Emilio
Emilio

Reputation: 1044

split String without delimiters

My controller recieves this String "20120115Z" as a @RequestParam, representing a date.

I would like to transform it to this format: yyyy-MM-dd, so I would have a new string like this 2012-01-15.

As you can see, there's no delimiters, only the 'Z' always as the last character.

My approach was pretty obvious:

String data = 
strData.substring(0, 4) + "-" + 
strData.substring(4, 6) + "-" + 
strData.substring(6, 8);

And it works, but as you know these "magic numbers" are something to avoid.
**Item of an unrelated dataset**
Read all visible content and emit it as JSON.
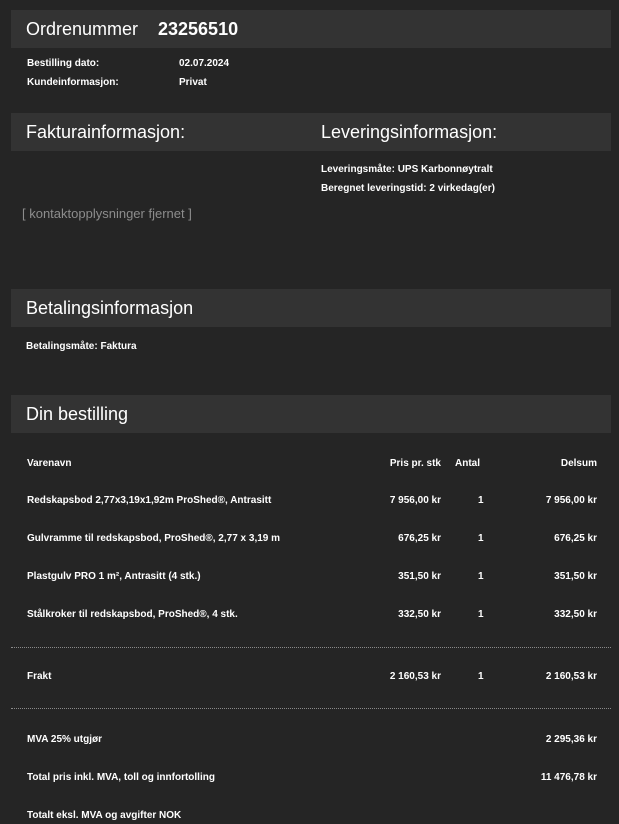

I also tried to use a a regular expression like "^[^\s]{4}[^\s]{2}[^\s]{2}Z$", but without success.

Any idea?

UPDATE: Finally I've done it with Joda-Time DateTime class as @Brian Agnew suggested

DateTimeFormatter fmt = DateTimeFormat.forPattern("YYYYMMdd'T'hhmm'Z'");
String strData = "20120115T0600Z";
DateTime dt = fmt.parseDateTime(strData);

printing method:

private static void printDateTime(DateTime dt) {
    int year = dt.getYear();
    int month = dt.getMonthOfYear();
    int day = dt.getDayOfMonth();
    int hour = dt.getHourOfDay();
    int minute = dt.getMinuteOfHour();
    int second = dt.getSecondOfMinute();
    int millis = dt.getMillisOfSecond();
    String zone = dt.getZone().toString();
    log.info("fecha: "
            + day + "/" + month + "/" + year + " " + hour + ":" + minute + ":" + second + ":" + millis
            + " " + zone + "\n");
}

Output

15/1/2012 6:0:0:0 UTC

Thanks everyone

Upvotes: 0

Views: 2561

Answers (1)

Brian Agnew
Brian Agnew

Reputation: 272257

I would perhaps use a Joda-Time DateTimeFormat.

Why ? It'll check the format, including valid values for hours/minutes/seconds, and give you back a suitable DateTime object which you can do what with (including reformat it using a similar approach).

You simply give it the format that you want to parse and it'll do all the rest. You have a date, so treat it as such.